Creating and Updating Extracts

The Extract API 2.0 lets you create and populate Tableau extracts (.hyper files). Using the API, you can do the following:

  1. Open an existing .hyper file or create a new one.
  2. In the extract, if you are using a single table, you can open the existing table named Extract or create a new table named Extract. Starting with Tableau 2018.3, you can create extracts that use multiple table storage. Using the API, you can create and open tables using descriptive names.
  3. Add rows to a table.
  4. Close (save) the extract with the new data.

Flow for creating an extract

The general flow for creating a new extract is the following:

  1. Initialize the Extract API. This step is optional. The primary benefit is that calling the initialize method creates an entry in the TableauExtract APIExtract.log log file that lists the process ID.

  2. Initialize a new extract. Call the Extract class constructor and pass the name of the .hyper file to create.

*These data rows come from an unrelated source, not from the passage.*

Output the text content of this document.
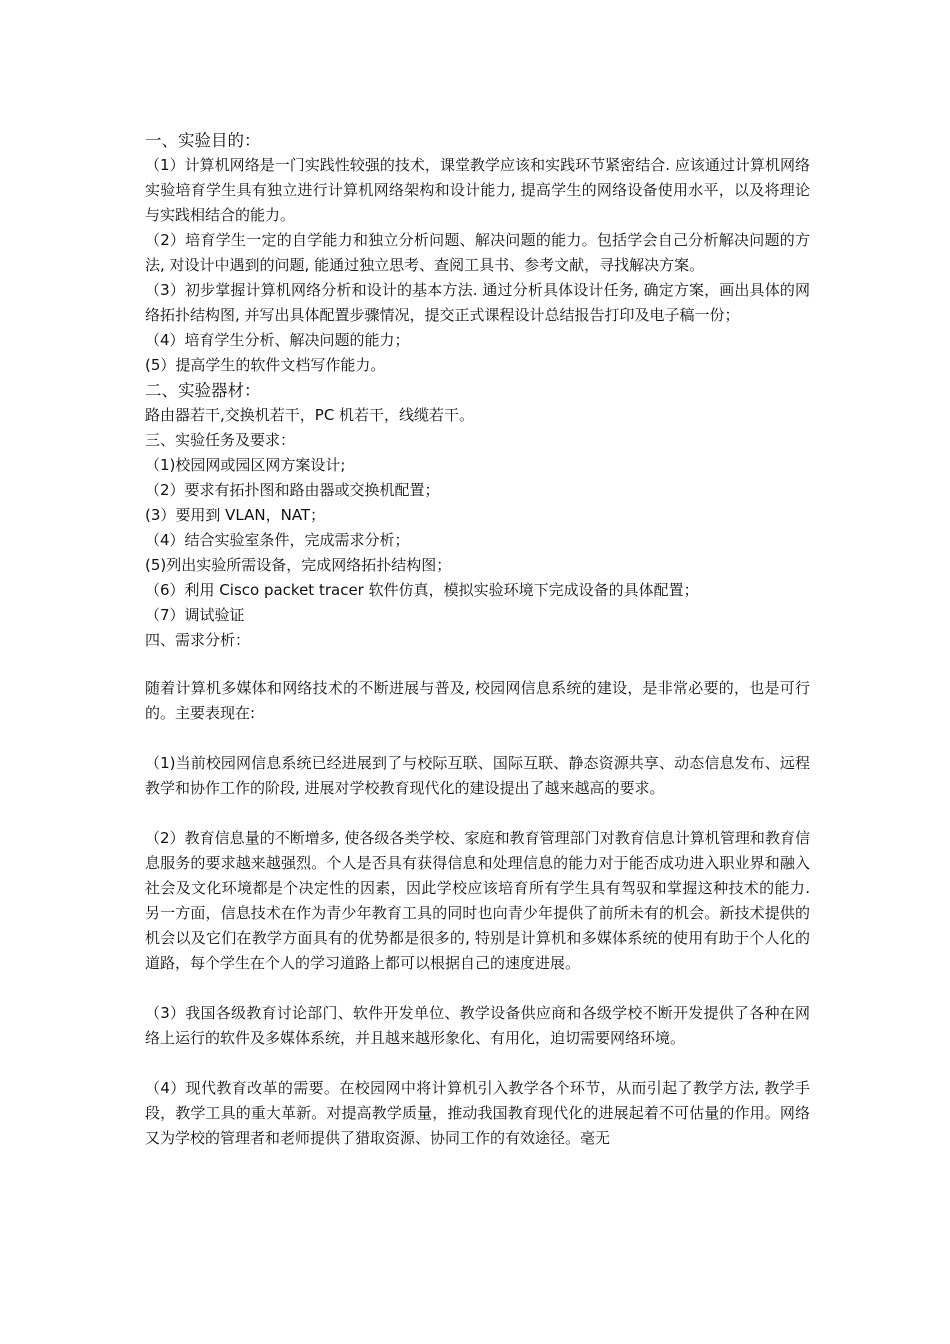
一、实验目的：

（1）计算机网络是一门实践性较强的技术，课堂教学应该和实践环节紧密结合. 应该通过计算机网络实验培育学生具有独立进行计算机网络架构和设计能力, 提高学生的网络设备使用水平，以及将理论与实践相结合的能力。

（2）培育学生一定的自学能力和独立分析问题、解决问题的能力。包括学会自己分析解决问题的方法, 对设计中遇到的问题, 能通过独立思考、查阅工具书、参考文献，寻找解决方案。

（3）初步掌握计算机网络分析和设计的基本方法. 通过分析具体设计任务, 确定方案，画出具体的网络拓扑结构图, 并写出具体配置步骤情况，提交正式课程设计总结报告打印及电子稿一份；

（4）培育学生分析、解决问题的能力；

(5）提高学生的软件文档写作能力。

二、实验器材：

路由器若干,交换机若干，PC 机若干，线缆若干。

三、实验任务及要求：

（1)校园网或园区网方案设计;

（2）要求有拓扑图和路由器或交换机配置；

(3）要用到 VLAN，NAT；

（4）结合实验室条件，完成需求分析；

(5)列出实验所需设备，完成网络拓扑结构图；

（6）利用 Cisco packet tracer 软件仿真，模拟实验环境下完成设备的具体配置；

（7）调试验证

四、需求分析：

随着计算机多媒体和网络技术的不断进展与普及, 校园网信息系统的建设，是非常必要的，也是可行的。主要表现在:

（1)当前校园网信息系统已经进展到了与校际互联、国际互联、静态资源共享、动态信息发布、远程教学和协作工作的阶段, 进展对学校教育现代化的建设提出了越来越高的要求。

（2）教育信息量的不断增多, 使各级各类学校、家庭和教育管理部门对教育信息计算机管理和教育信息服务的要求越来越强烈。个人是否具有获得信息和处理信息的能力对于能否成功进入职业界和融入社会及文化环境都是个决定性的因素，因此学校应该培育所有学生具有驾驭和掌握这种技术的能力. 另一方面，信息技术在作为青少年教育工具的同时也向青少年提供了前所未有的机会。新技术提供的机会以及它们在教学方面具有的优势都是很多的, 特别是计算机和多媒体系统的使用有助于个人化的道路，每个学生在个人的学习道路上都可以根据自己的速度进展。

（3）我国各级教育讨论部门、软件开发单位、教学设备供应商和各级学校不断开发提供了各种在网络上运行的软件及多媒体系统，并且越来越形象化、有用化，迫切需要网络环境。

（4）现代教育改革的需要。在校园网中将计算机引入教学各个环节，从而引起了教学方法, 教学手段，教学工具的重大革新。对提高教学质量，推动我国教育现代化的进展起着不可估量的作用。网络又为学校的管理者和老师提供了猎取资源、协同工作的有效途径。毫无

    Note: The folder where the extract will be written must already exist, and the user who is running the code must have write permissions for the folder.

  3. Create a table definition. Call the TableDefinition constructor.

  4. Add column definitions to the table definition. Call the table definition object's addColumn method. For each new column, you specify a name and a type. An important point is that the order in which you define the columns determines an ordinal number that you must know later in order to add rows to the table.

  5. Initialize a new table in the extract. Call the extract object's addTable method. If you are using single table storage, you pass the table name (use the name Extract) in the method call. Starting with Tableau 2018.3, you can create extracts that can contain multiple tables. If you are using multiple table storage, use a unique table name for each table you plan to add, and repeat steps 3, 4, and 5.

    For information about choosing when to use a single table or to use multiple tables, see Decide how the extract data should be stored.

  6. Create a new row, for a single table (or the first table, if you are creating a multiple table extract), specifying the table definition to use. Call the Row class constructor.

  7. Populate each new row. Call a set* method (setInteger, setString, setDate, etc.) for each column value that you want to add. Repeat steps 6 and 7 if you are creating a multiple table extract.

  8. Save the table and extract. When you've finished adding rows and tables, call the extract object's close method. This writes out the extract and performs cleanup.

  9. Release the Extract API. If you explicitly initialized the API in step 1, you can release the API by calling the cleanup method.

 

Example: creating single and multiple table storage extracts (Python)

The following example illustrates the flow for creating extracts. This example shows how to create an extract using either single table storage (named Extract), or multiple table storage (with tables called Products and Suppliers).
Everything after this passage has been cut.